Somente 0,3% dos estudantes matriculados em universidades federais do Brasil são pessoas transexuais, diz a quinta edição da Pesquisa Nacional de Perfil Socioeconômico e Cultural dos Estudantes de Graduação das Instituições Federais de Ensino Superior Brasileiras, organizada pela Associação Nacional dos Dirigentes das Instituições Federais de Ensino Superior (Andifes) e analisada pelo Grupo de Estudos Multidisciplinar da Ação Afirmativa (GEMAA), do Instituto de Estudos Sociais e Políticos da Universidade do Estado do Rio de Janeiro (IESP/UERJ).
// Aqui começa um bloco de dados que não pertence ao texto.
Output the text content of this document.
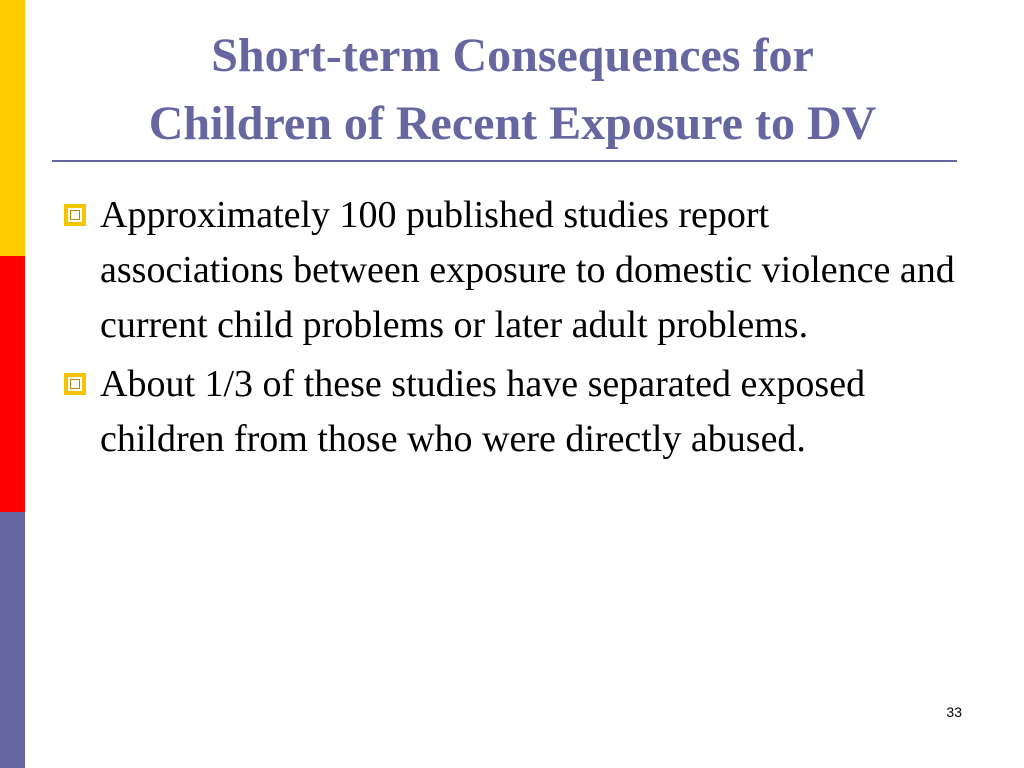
Short-term Consequences for
Children of Recent Exposure to DV
Approximately 100 published studies report associations between exposure to domestic violence and current child problems or later adult problems.
About 1/3 of these studies have separated exposed children from those who were directly abused.
33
Apesar dos resultados, os pesquisadores afirmam que há muitos impedimentos para a construção de uma análise mais ampla. "As informações sobre a população trans brasileira são diminutas, pontuais, não oficiais e, em geral, associadas a dados de violência", afirma João Feres Júnior, coordenador do GEMAA e do Observatório Legislativo Brasileiro (OLB).
"Se nem mesmo sabemos quantas pessoas trans existem no País, como podemos discutir caminhos para construção de políticas que deem conta das suas vulnerabilidades? Essa é a primeira conclusão que tiramos ao longo da pesquisa", diz Feres Júnior, que é cientista político, professor e diretor do IESP/UERJ.
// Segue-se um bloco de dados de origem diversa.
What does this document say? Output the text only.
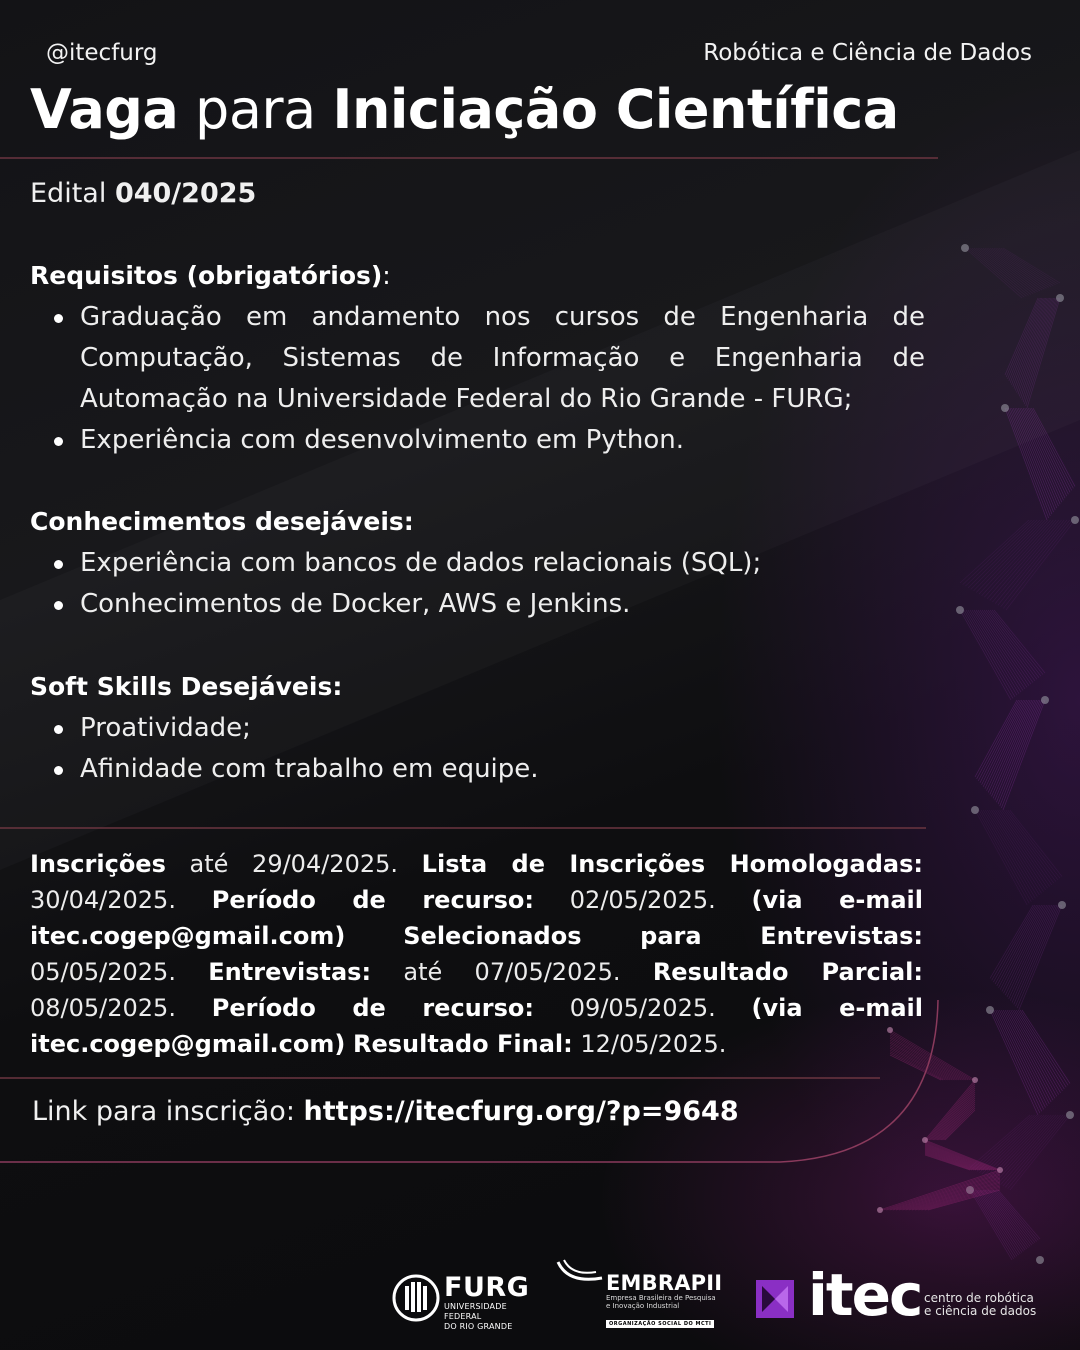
@itecfurg	Robótica e Ciência de Dados
Vaga para Iniciação Científica
Edital 040/2025

Requisitos (obrigatórios):

Graduação em andamento nos cursos de Engenharia de Computação, Sistemas de Informação e Engenharia de Automação na Universidade Federal do Rio Grande - FURG;
Experiência com desenvolvimento em Python.

Conhecimentos desejáveis:

Experiência com bancos de dados relacionais (SQL);
Conhecimentos de Docker, AWS e Jenkins.

Soft Skills Desejáveis:

Proatividade;
Afinidade com trabalho em equipe.
Inscrições até 29/04/2025. Lista de Inscrições Homologadas: 30/04/2025. Período de recurso: 02/05/2025. (via e-mail itec.cogep@gmail.com) Selecionados para Entrevistas: 05/05/2025. Entrevistas: até 07/05/2025. Resultado Parcial: 08/05/2025. Período de recurso: 09/05/2025. (via e-mail itec.cogep@gmail.com) Resultado Final: 12/05/2025.
Link para inscrição: https://itecfurg.org/?p=9648
FURG
UNIVERSIDADE FEDERAL
DO RIO GRANDE
EMBRAPII
Empresa Brasileira de Pesquisa
e Inovação Industrial
ORGANIZAÇÃO SOCIAL DO MCTI itec centro de robótica
e ciência de dados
"O fato de termos menos de três mil pessoas trans em mais de um milhão de estudantes matriculados em universidades federais é um reflexo da marginalização e invisibilidade relegadas a esse grupo", avalia o pesquisador. "Nesse sentido, os resultados da pesquisa indicarem que pessoas trans são duas vezes mais engajadas em movimentos sociais que pessoas cis é algo a ser realçado", comenta.
"Hipotetizamos que esse engajamento é o que, muitas vezes, proporciona o ingresso na universidade. Uma vez que grande parte da população trans sofre discriminação dentro de casa, é expulsa e costuma abandonar a escola, essas redes são fundamentais para que construam trajetórias educacionais de sucesso", destaca o coordenador.
"Mulheres trans negras são as de perfil mais vulnerável no cenário observado. Elas são maioria entre as pessoas trans nas universidades, mas também são as que, proporcionalmente, mais dependem de assistência estudantil (40%) e as que apresentam o maior percentual de renda per capita familiar de até 1,5 salário mínimo (85%)", completa João Feres Júnior.
O que fazer? - "O primeiro passo é desenvolver estatísticas relacionadas à população trans, tanto dentro das pesquisas já existentes (Censo, PNAD etc.) quanto a partir de estudos focados no perfil e demandas desse grupo. Construir políticas às cegas é sempre um risco", alerta a socióloga Poema Portela, pesquisadora do GEMAA.
"No âmbito da educação, é necessário pensar medidas de não discriminação desde as primeiras séries escolares, fator que muitas vezes pesa para o abandono", defende a especialista. "No Ensino Superior, vemos iniciativas pontuais de universidades de reservar vagas e conceder assistência estudantil para pessoas trans, na graduação e na pós-graduação. A sistematização de uma política nesse sentido, que garanta o acesso de pessoas trans ao ensino superior em todo território nacional, seria ainda mais eficiente para reverter o quadro de sub-representação que se encontra nessas instituições", explica a socióloga.
"É central o papel dos gestores das universidades nesse processo. Devem ficar atentos para como se dá o acolhimento dessas pessoas, seja no uso do nome social como regra por todo o corpo técnico, seja na abertura de canais de denúncia para quaisquer casos de assédio que por ventura ocorram. Além disso, ainda que não haja informações de amplitude nacional, as universidades podem fazer seus próprios mapeamentos de estudantes trans e construir políticas de acordo com as demandas apresentadas", conclui Poema Portela.